World unemployment hits record

Global unemployment hit a record in 2009 and is likely to remain high over the coming year despite a recovery in the world economy, the International Labour Organisation has warned.

In its annual Global Economic Trends, the UN agency says the number of jobless worldwide soared by an unprecedented 34m over the two years from end-2007 to reach nearly 212m or 6.6 per cent of the global labour force.

These are the highest figures since the ILO began collecting data on a comparable basis following the collapse of the Soviet bloc in 1991. They would have been even worse without the economic stimulus measures put in place by many governments, the report says.

Juan Somavia, ILO director-general, said avoiding a jobless recovery should be the top political priority of decision-makers gathered in Davos for the World Economic Forum. “We need the same policy decisiveness that saved banks now applied to save and create jobs and livelihoods of people,” he said.

The ILO’s jobless figures relate to open unemployment and are indicative rather than precise. Statistics for many poor countries, especially in Africa, are non-existent or unreliable, and since most people in these countries are not covered by social benefits they tend to drift into low-paid informal activities or subsistence agriculture and are thus not counted as unemployed.

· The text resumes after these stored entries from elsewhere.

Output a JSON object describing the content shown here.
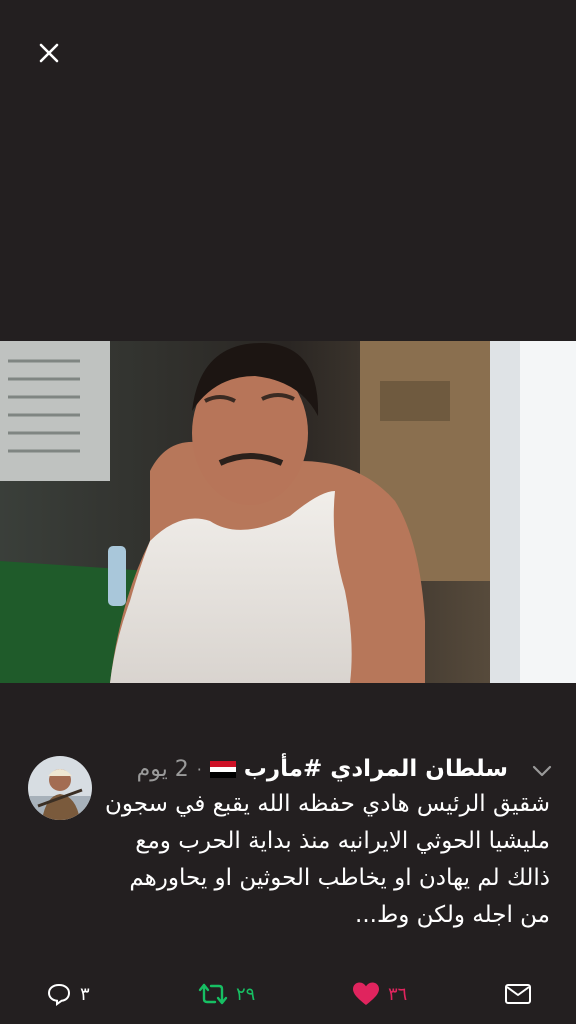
{
  "viewer": {
    "close_icon": "close-icon"
  },
  "tweet": {
    "display_name": "سلطان المرادي #مأرب",
    "time": "2 يوم",
    "separator": "·",
    "text": "شقيق الرئيس هادي حفظه الله يقبع في سجون مليشيا الحوثي الايرانيه منذ بداية الحرب ومع ذالك لم يهادن او يخاطب الحوثين او يحاورهم من اجله ولكن وط...",
    "flag_icon": "yemen-flag-icon"
  },
  "actions": {
    "reply_count": "٣",
    "retweet_count": "٢٩",
    "like_count": "٣٦",
    "colors": {
      "reply": "#ffffff",
      "retweet": "#17bf63",
      "like": "#e0245e",
      "dm": "#ffffff"
    }
  },
  "colors": {
    "background": "#231f20",
    "muted": "#9a9a9a"
  }
}
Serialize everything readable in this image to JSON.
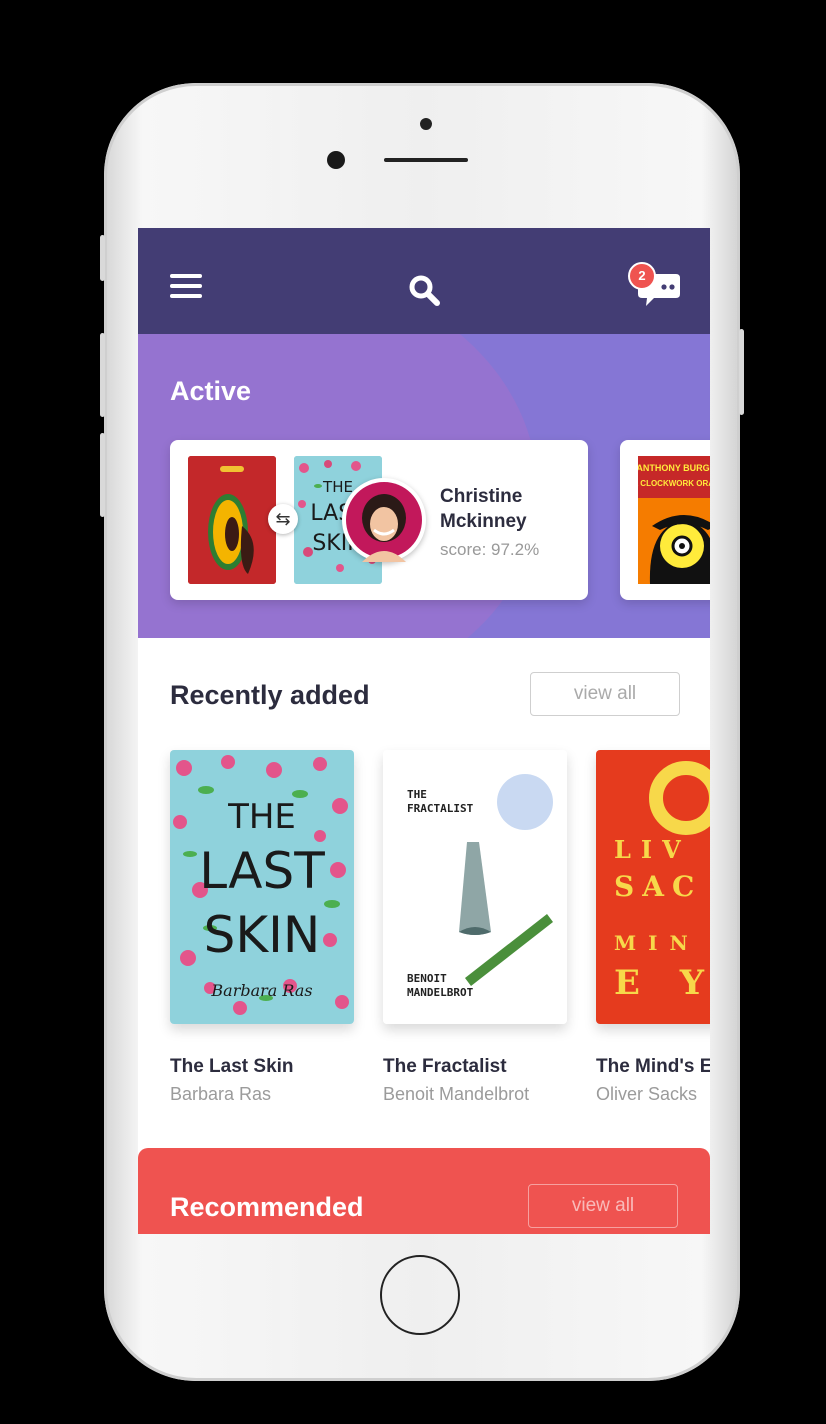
{
  "header": {
    "menu_icon": "hamburger-menu-icon",
    "search_icon": "search-icon",
    "chat_icon": "chat-bubble-icon",
    "notification_count": "2"
  },
  "active": {
    "title": "Active",
    "swap": {
      "book_a_cover": "papaya-book-cover",
      "book_b_cover": "the-last-skin-cover",
      "swap_icon": "swap-icon",
      "user_name": "Christine Mckinney",
      "score": "score: 97.2%"
    },
    "next_swap": {
      "cover_author": "ANTHONY BURGESS",
      "cover_title": "A CLOCKWORK ORANGE"
    }
  },
  "recently_added": {
    "title": "Recently added",
    "view_all": "view all",
    "books": [
      {
        "title": "The Last Skin",
        "author": "Barbara Ras",
        "cover_text": [
          "THE",
          "LAST",
          "SKIN"
        ],
        "cover_author": "Barbara Ras",
        "cover_color": "#8fd2dc"
      },
      {
        "title": "The Fractalist",
        "author": "Benoit Mandelbrot",
        "cover_text": [
          "THE",
          "FRACTALIST"
        ],
        "cover_author": [
          "BENOIT",
          "MANDELBROT"
        ],
        "cover_color": "#ffffff"
      },
      {
        "title": "The Mind's E",
        "author": "Oliver Sacks",
        "cover_text": [
          "LIV",
          "SAC",
          "MIN",
          "E Y"
        ],
        "cover_color": "#e53b1e"
      }
    ]
  },
  "recommended": {
    "title": "Recommended",
    "view_all": "view all",
    "color": "#ef5350"
  },
  "colors": {
    "topbar": "#433d74",
    "active_bg": "#8576d5",
    "accent_red": "#ef5350"
  }
}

Over half the global workforce or more than 1.5bn people are estimated to be in what the ILO calls “vulnerable employment”, defined as own-account workers and family workers.

Some 630m workers and their families were living in extreme poverty, on less than $1.25 a day, in 2008 and their number could have increased by as many as 215m in 2009, the ILO estimates.

The ILO is urging governments to implement its Global Jobs Pact , which focuses on policies to generate employment and establish and extend basic social protection systems.

In terms of open unemployment, the report says young people have been hit hardest by the global economic crisis, with an unemployment rate of 13.4 per cent globally, twice the average for all workers.

In rich countries, the jobless total rose by nearly 14m between 2007 and 2009, and the ILO expects another 3m to join the dole queues this year, pushing up the unemployment rate, now 8.4 per cent, to 8.9 per cent in 2010.

Elsewhere, unemployment may stabilise or decline only slightly, the report says.